[Gianni Spagnolo © 22F4]
Ai tempi della nostra bociarìa eravamo certamente più liberi e autonomi, ma dovevamo far conto di un’infinità di divieti. Quella morente società agropastorale si portava dietro un complicato sistema di diritti e doveri ancora incentrato su una sopravvivenza di stretta sussistenza, anche se ormai il Progresso stava mandando a remengo senza ritegno quella costruzione. La rama no se taja, l’erba no se pesta, l’àcoa no se inbòsema, l’ua no se magna, le bestie no se tenpéla, i fighi guai!... E via di questo passo.
Chiaro che con queste premesse, anche l’esercizio del nostro diritto di essere boce ne usciva parecchio limitato. La proprietà privata, poi, era intangibile, e di conseguenza dovevamo orientarci su quella pubblica. I terreni comunali delle Jare, erano fortunatamente zona franca, ma sulle pertinenze pubbliche in paese, vigilava Emo.
Io di Emo avevo il terrore! Sarà stato perché mia madre mi aveva inculcato l'idea che Emo fosse quello preposto a farmi mangiare (cosa su cui tendevo a glissare, non per niente ero tuto misso), ma quando passava Emo io mi eclissavo. Lui mi gridava “Ehhh, giovanotto...!" E io pensavo a chissà quali marachelle sottintendesse. Invece era solo un artificio materno del quale lui era ignaro. Però funzionava!

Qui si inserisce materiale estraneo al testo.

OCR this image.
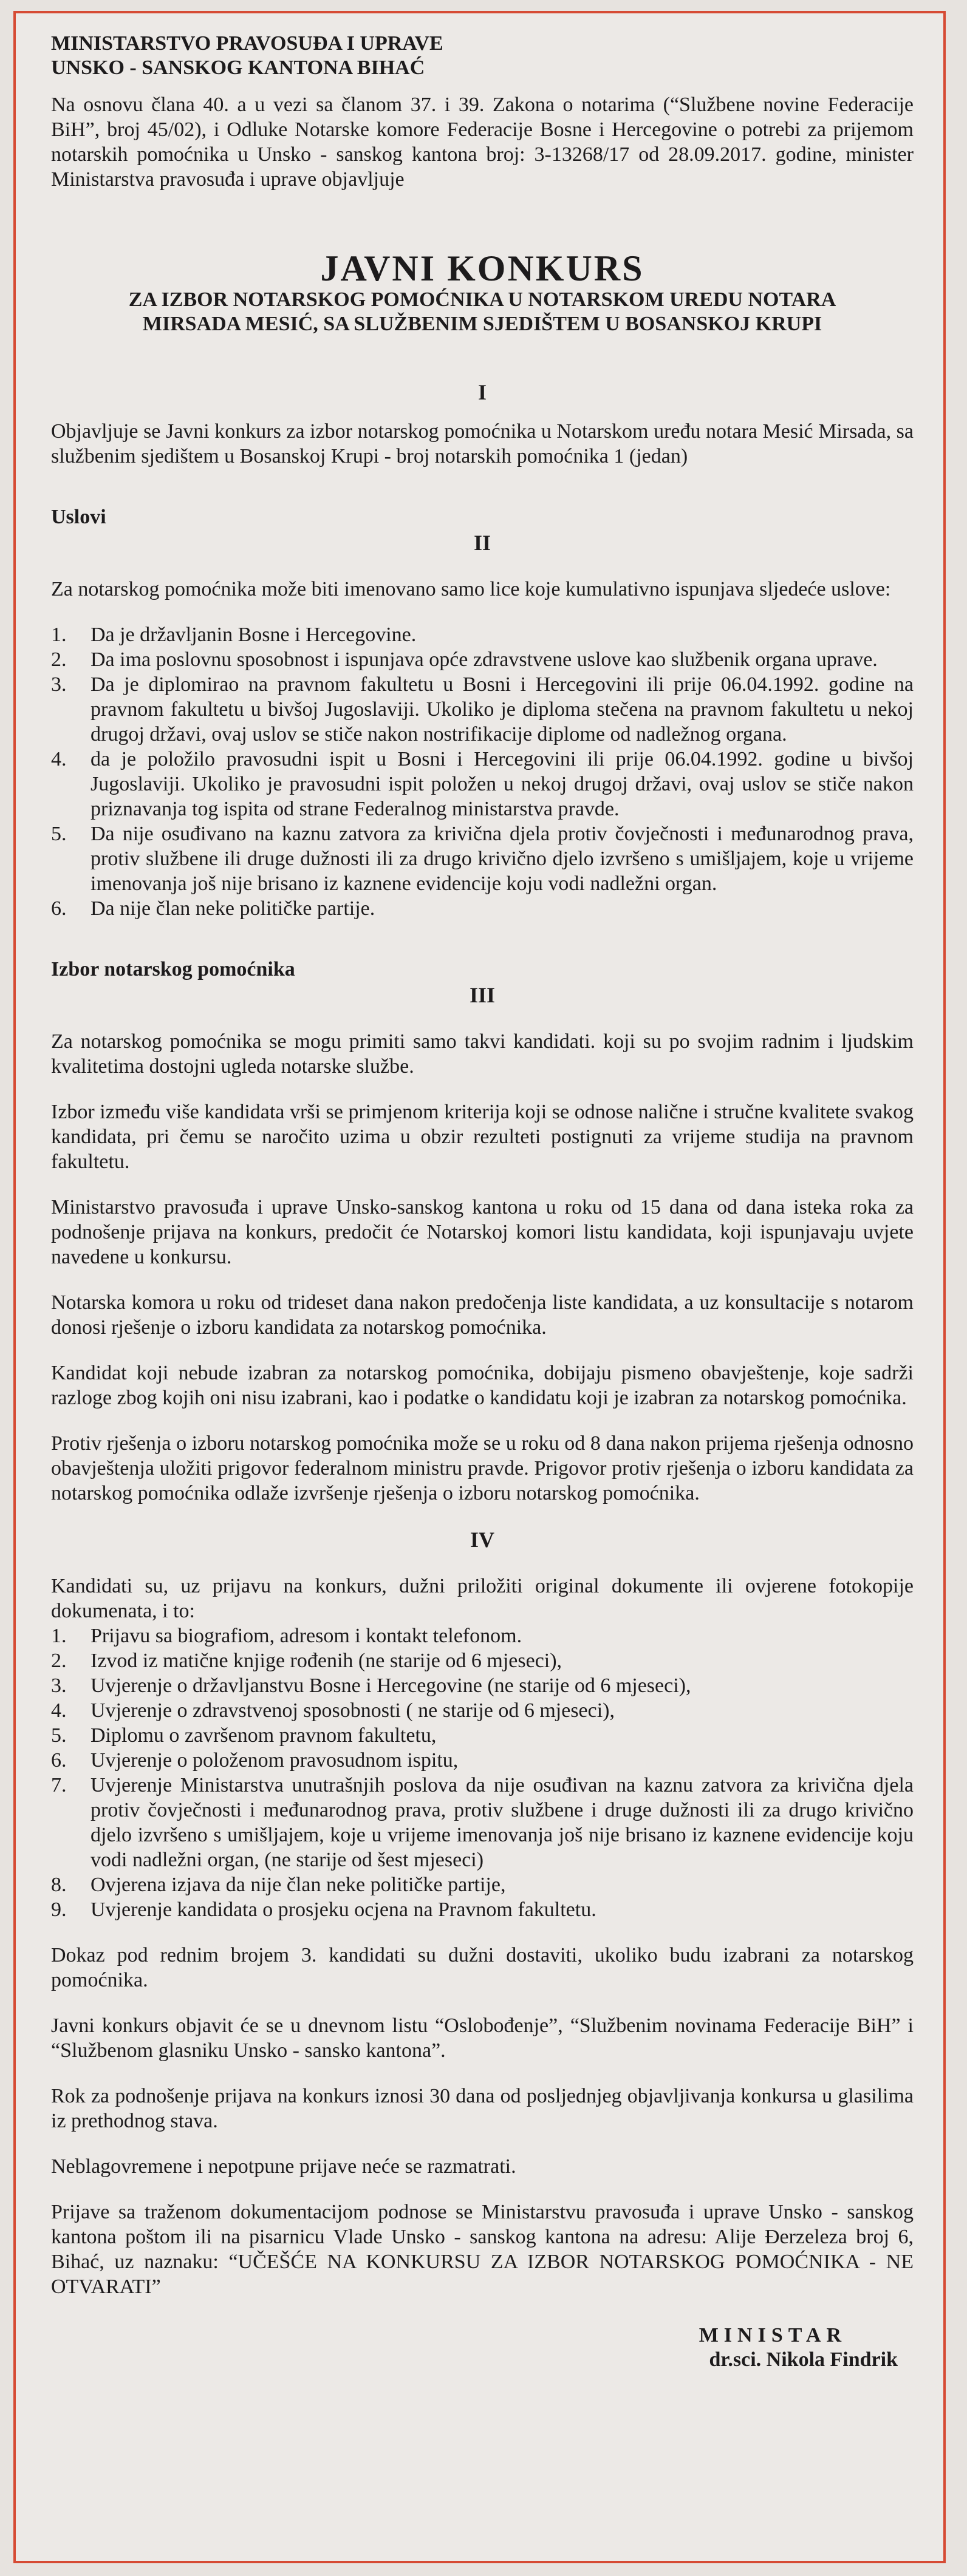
MINISTARSTVO PRAVOSUĐA I UPRAVE
UNSKO - SANSKOG KANTONA BIHAĆ

Na osnovu člana 40. a u vezi sa članom 37. i 39. Zakona o notarima (“Službene novine Federacije BiH”, broj 45/02), i Odluke Notarske komore Federacije Bosne i Hercegovine o potrebi za prijemom notarskih pomoćnika u Unsko - sanskog kantona broj: 3-13268/17 od 28.09.2017. godine, minister Ministarstva pravosuđa i uprave objavljuje

JAVNI KONKURS
ZA IZBOR NOTARSKOG POMOĆNIKA U NOTARSKOM UREDU NOTARA
MIRSADA MESIĆ, SA SLUŽBENIM SJEDIŠTEM U BOSANSKOJ KRUPI
I

Objavljuje se Javni konkurs za izbor notarskog pomoćnika u Notarskom uređu notara Mesić Mirsada, sa službenim sjedištem u Bosanskoj Krupi - broj notarskih pomoćnika 1 (jedan)

Uslovi
II

Za notarskog pomoćnika može biti imenovano samo lice koje kumulativno ispunjava sljedeće uslove:

1. Da je državljanin Bosne i Hercegovine.
2. Da ima poslovnu sposobnost i ispunjava opće zdravstvene uslove kao službenik organa uprave.
3. Da je diplomirao na pravnom fakultetu u Bosni i Hercegovini ili prije 06.04.1992. godine na pravnom fakultetu u bivšoj Jugoslaviji. Ukoliko je diploma stečena na pravnom fakultetu u nekoj drugoj državi, ovaj uslov se stiče nakon nostrifikacije diplome od nadležnog organa.
4. da je položilo pravosudni ispit u Bosni i Hercegovini ili prije 06.04.1992. godine u bivšoj Jugoslaviji. Ukoliko je pravosudni ispit položen u nekoj drugoj državi, ovaj uslov se stiče nakon priznavanja tog ispita od strane Federalnog ministarstva pravde.
5. Da nije osuđivano na kaznu zatvora za krivična djela protiv čovječnosti i međunarodnog prava, protiv službene ili druge dužnosti ili za drugo krivično djelo izvršeno s umišljajem, koje u vrijeme imenovanja još nije brisano iz kaznene evidencije koju vodi nadležni organ.
6. Da nije član neke političke partije.
Izbor notarskog pomoćnika
III

Za notarskog pomoćnika se mogu primiti samo takvi kandidati. koji su po svojim radnim i ljudskim kvalitetima dostojni ugleda notarske službe.

Izbor između više kandidata vrši se primjenom kriterija koji se odnose nalične i stručne kvalitete svakog kandidata, pri čemu se naročito uzima u obzir rezulteti postignuti za vrijeme studija na pravnom fakultetu.

Ministarstvo pravosuđa i uprave Unsko-sanskog kantona u roku od 15 dana od dana isteka roka za podnošenje prijava na konkurs, predočit će Notarskoj komori listu kandidata, koji ispunjavaju uvjete navedene u konkursu.

Notarska komora u roku od trideset dana nakon predočenja liste kandidata, a uz konsultacije s notarom donosi rješenje o izboru kandidata za notarskog pomoćnika.

Kandidat koji nebude izabran za notarskog pomoćnika, dobijaju pismeno obavještenje, koje sadrži razloge zbog kojih oni nisu izabrani, kao i podatke o kandidatu koji je izabran za notarskog pomoćnika.

Protiv rješenja o izboru notarskog pomoćnika može se u roku od 8 dana nakon prijema rješenja odnosno obavještenja uložiti prigovor federalnom ministru pravde. Prigovor protiv rješenja o izboru kandidata za notarskog pomoćnika odlaže izvršenje rješenja o izboru notarskog pomoćnika.

IV

Kandidati su, uz prijavu na konkurs, dužni priložiti original dokumente ili ovjerene fotokopije dokumenata, i to:

1. Prijavu sa biografiom, adresom i kontakt telefonom.
2. Izvod iz matične knjige rođenih (ne starije od 6 mjeseci),
3. Uvjerenje o državljanstvu Bosne i Hercegovine (ne starije od 6 mjeseci),
4. Uvjerenje o zdravstvenoj sposobnosti ( ne starije od 6 mjeseci),
5. Diplomu o završenom pravnom fakultetu,
6. Uvjerenje o položenom pravosudnom ispitu,
7. Uvjerenje Ministarstva unutrašnjih poslova da nije osuđivan na kaznu zatvora za krivična djela protiv čovječnosti i međunarodnog prava, protiv službene i druge dužnosti ili za drugo krivično djelo izvršeno s umišljajem, koje u vrijeme imenovanja još nije brisano iz kaznene evidencije koju vodi nadležni organ, (ne starije od šest mjeseci)
8. Ovjerena izjava da nije član neke političke partije,
9. Uvjerenje kandidata o prosjeku ocjena na Pravnom fakultetu.

Dokaz pod rednim brojem 3. kandidati su dužni dostaviti, ukoliko budu izabrani za notarskog pomoćnika.

Javni konkurs objavit će se u dnevnom listu “Oslobođenje”, “Službenim novinama Federacije BiH” i “Službenom glasniku Unsko - sansko kantona”.

Rok za podnošenje prijava na konkurs iznosi 30 dana od posljednjeg objavljivanja konkursa u glasilima iz prethodnog stava.

Neblagovremene i nepotpune prijave neće se razmatrati.

Prijave sa traženom dokumentacijom podnose se Ministarstvu pravosuđa i uprave Unsko - sanskog kantona poštom ili na pisarnicu Vlade Unsko - sanskog kantona na adresu: Alije Đerzeleza broj 6, Bihać, uz naznaku: “UČEŠĆE NA KONKURSU ZA IZBOR NOTARSKOG POMOĆNIKA - NE OTVARATI”

MINISTAR
dr.sci. Nikola Findrik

E si che Emo aveva di suo un bel sorriso cordialone, con quel dente d’oro che lo rendeva particolare, inoltre salutava tutti. Lui era il messo comunale e soprindendeva a tutta una serie di incombenze pubbliche, girando il paese a bordo della sua inseparabile bicicletta, sulla quale stava appollaiato in un modo del tutto speciale. Faceva infatti le discese in piedi su un unico pedale, tuto sténco, stando in equilibrio tenendo il manubrio un po' inclinato, così da scendere con immediatezza senza scavallare il palo. Robe da copàrse!

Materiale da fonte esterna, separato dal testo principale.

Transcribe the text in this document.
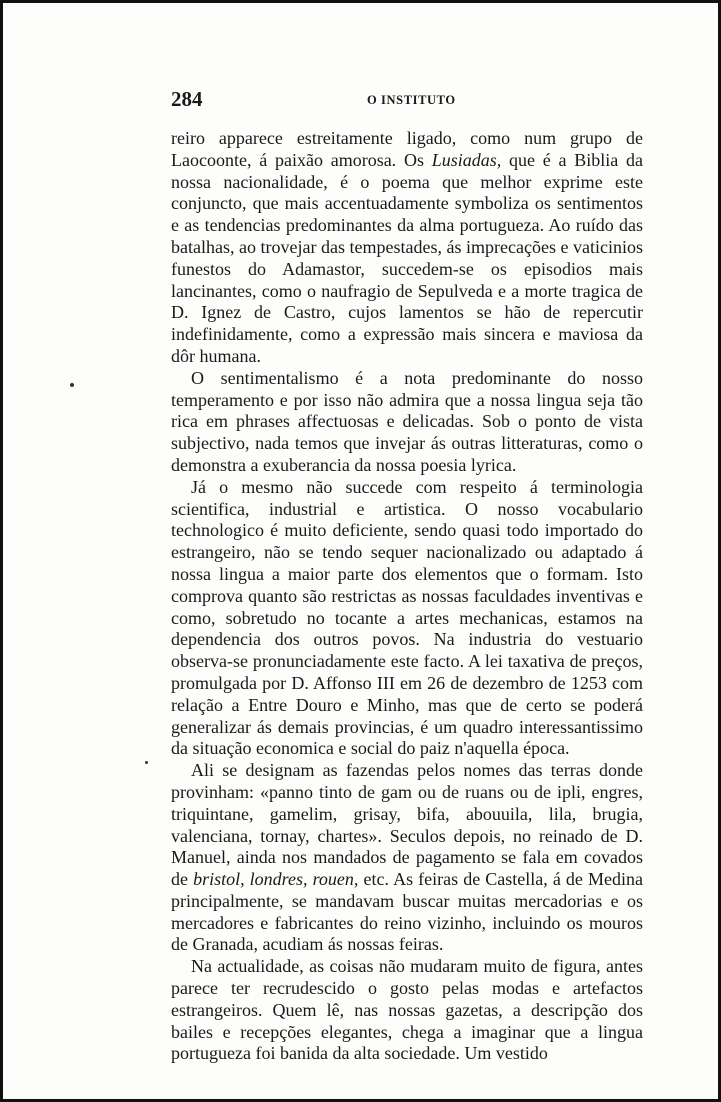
284	O INSTITUTO

reiro apparece estreitamente ligado, como num grupo de Laocoonte, á paixão amorosa. Os Lusiadas, que é a Biblia da nossa nacionalidade, é o poema que melhor exprime este conjuncto, que mais accentuadamente symboliza os sentimentos e as tendencias predominantes da alma portugueza. Ao ruído das batalhas, ao trovejar das tempestades, ás imprecações e vaticinios funestos do Adamastor, succedem-se os episodios mais lancinantes, como o naufragio de Sepulveda e a morte tragica de D. Ignez de Castro, cujos lamentos se hão de repercutir indefinidamente, como a expressão mais sincera e maviosa da dôr humana.

O sentimentalismo é a nota predominante do nosso temperamento e por isso não admira que a nossa lingua seja tão rica em phrases affectuosas e delicadas. Sob o ponto de vista subjectivo, nada temos que invejar ás outras litteraturas, como o demonstra a exuberancia da nossa poesia lyrica.

Já o mesmo não succede com respeito á terminologia scientifica, industrial e artistica. O nosso vocabulario technologico é muito deficiente, sendo quasi todo importado do estrangeiro, não se tendo sequer nacionalizado ou adaptado á nossa lingua a maior parte dos elementos que o formam. Isto comprova quanto são restrictas as nossas faculdades inventivas e como, sobretudo no tocante a artes mechanicas, estamos na dependencia dos outros povos. Na industria do vestuario observa-se pronunciadamente este facto. A lei taxativa de preços, promulgada por D. Affonso III em 26 de dezembro de 1253 com relação a Entre Douro e Minho, mas que de certo se poderá generalizar ás demais provincias, é um quadro interessantissimo da situação economica e social do paiz n'aquella época.

Ali se designam as fazendas pelos nomes das terras donde provinham: «panno tinto de gam ou de ruans ou de ipli, engres, triquintane, gamelim, grisay, bifa, abouuila, lila, brugia, valenciana, tornay, chartes». Seculos depois, no reinado de D. Manuel, ainda nos mandados de pagamento se fala em covados de bristol, londres, rouen, etc. As feiras de Castella, á de Medina principalmente, se mandavam buscar muitas mercadorias e os mercadores e fabricantes do reino vizinho, incluindo os mouros de Granada, acudiam ás nossas feiras.

Na actualidade, as coisas não mudaram muito de figura, antes parece ter recrudescido o gosto pelas modas e artefactos estrangeiros. Quem lê, nas nossas gazetas, a descripção dos bailes e recepções elegantes, chega a imaginar que a lingua portugueza foi banida da alta sociedade. Um vestido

Emo comunque vigilava, eccome se vigilava! Per noi bociasse, sempre intenti ad attentare alla pubblica sicurezza, ai pubblici spazi e alle pubbliche attrezzature, era una presenza scomoda. Avrebbe avuto sicuramente qualcosa da ridire su quanto stavamo facendo, mandando a remengo i nostri più arditi progetti.

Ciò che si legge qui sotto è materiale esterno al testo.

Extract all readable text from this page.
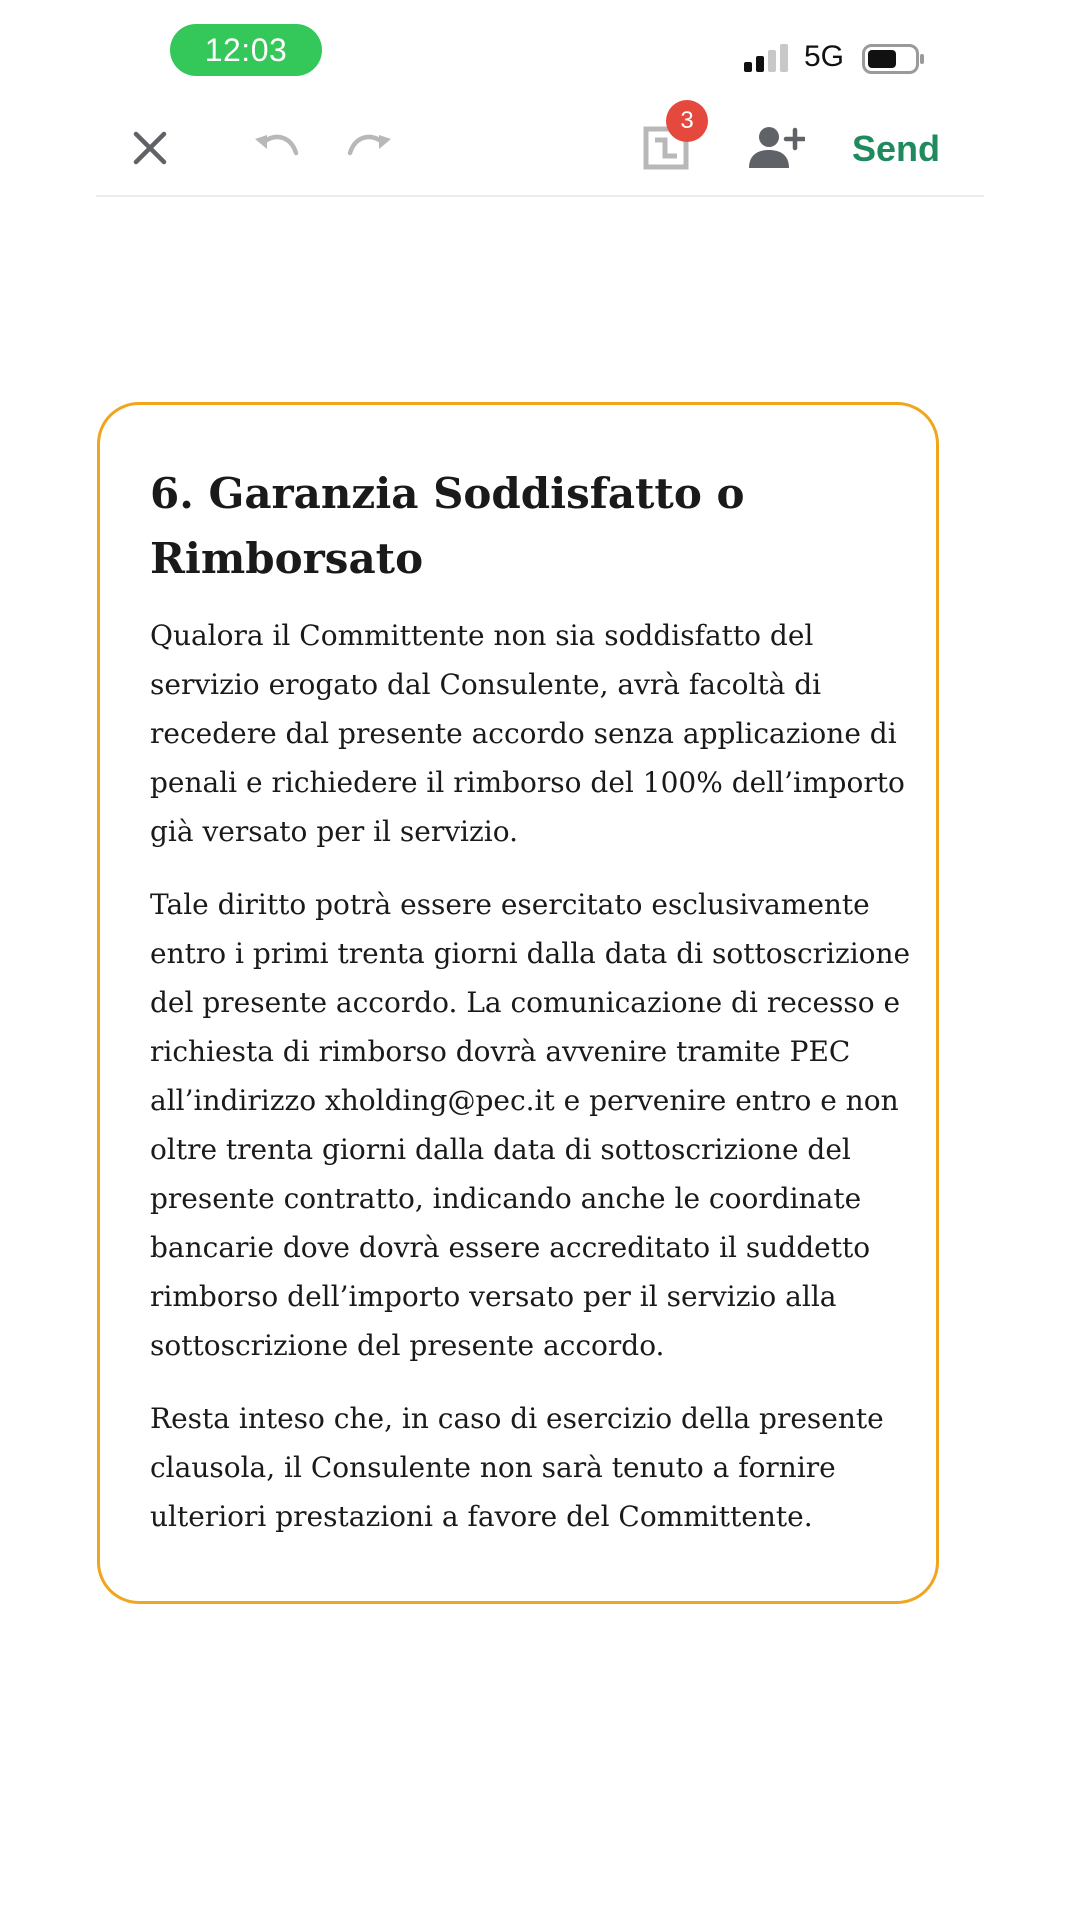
12:03	5G
3
Send
6. Garanzia Soddisfatto o Rimborsato

Qualora il Committente non sia soddisfatto del servizio erogato dal Consulente, avrà facoltà di recedere dal presente accordo senza applicazione di penali e richiedere il rimborso del 100% dell’importo già versato per il servizio.

Tale diritto potrà essere esercitato esclusivamente entro i primi trenta giorni dalla data di sottoscrizione del presente accordo. La comunicazione di recesso e richiesta di rimborso dovrà avvenire tramite PEC all’indirizzo xholding@pec.it e pervenire entro e non oltre trenta giorni dalla data di sottoscrizione del presente contratto, indicando anche le coordinate bancarie dove dovrà essere accreditato il suddetto rimborso dell’importo versato per il servizio alla sottoscrizione del presente accordo.

Resta inteso che, in caso di esercizio della presente clausola, il Consulente non sarà tenuto a fornire ulteriori prestazioni a favore del Committente.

D’inverno però la musica cambiava. Quando nevicava, Emo usciva col varsòre a pulire le strade e allora noi boce facevamo a gara a farci imbarcare sul rudimentale attrezzo per fare da peso, assieme ai due grossi sassi che conteneva il cassone della punta. Sedevamo sulle ali mobili laterali, godendosi lo sbatacchiamento, el groanaménto, la potenza del mezzo e il momento di occasionale celebrità lungo le strade del paese.
Emo poi era la presenza fissa alla Festa degli Alberi, assieme con Secondo, per la distribuzione dei panini, e questo anche contribuiva alla sua parziale riabilitazione ai nostri occhi.
Altro personaggio pubblico era Bepi Gajo, lo stradino comunale che girava il paese con la sua scopa di saggina e il badile, trascinando un carrettino a due ruote con il bidone della spazzatura. Gajo era un bonaccione dalle masseléte rosse, che abitava in Aréta e non ci faceva paura, al contrario, era una presenza rassicurante ed amica.
Sarebbe ora troppo facile dire che se stava mejo co se stava pédo, ma è un fatto che, in tempi di vacche molto più magre, c’era una presenza più evidente e fattiva dell’organizzazione pubblica.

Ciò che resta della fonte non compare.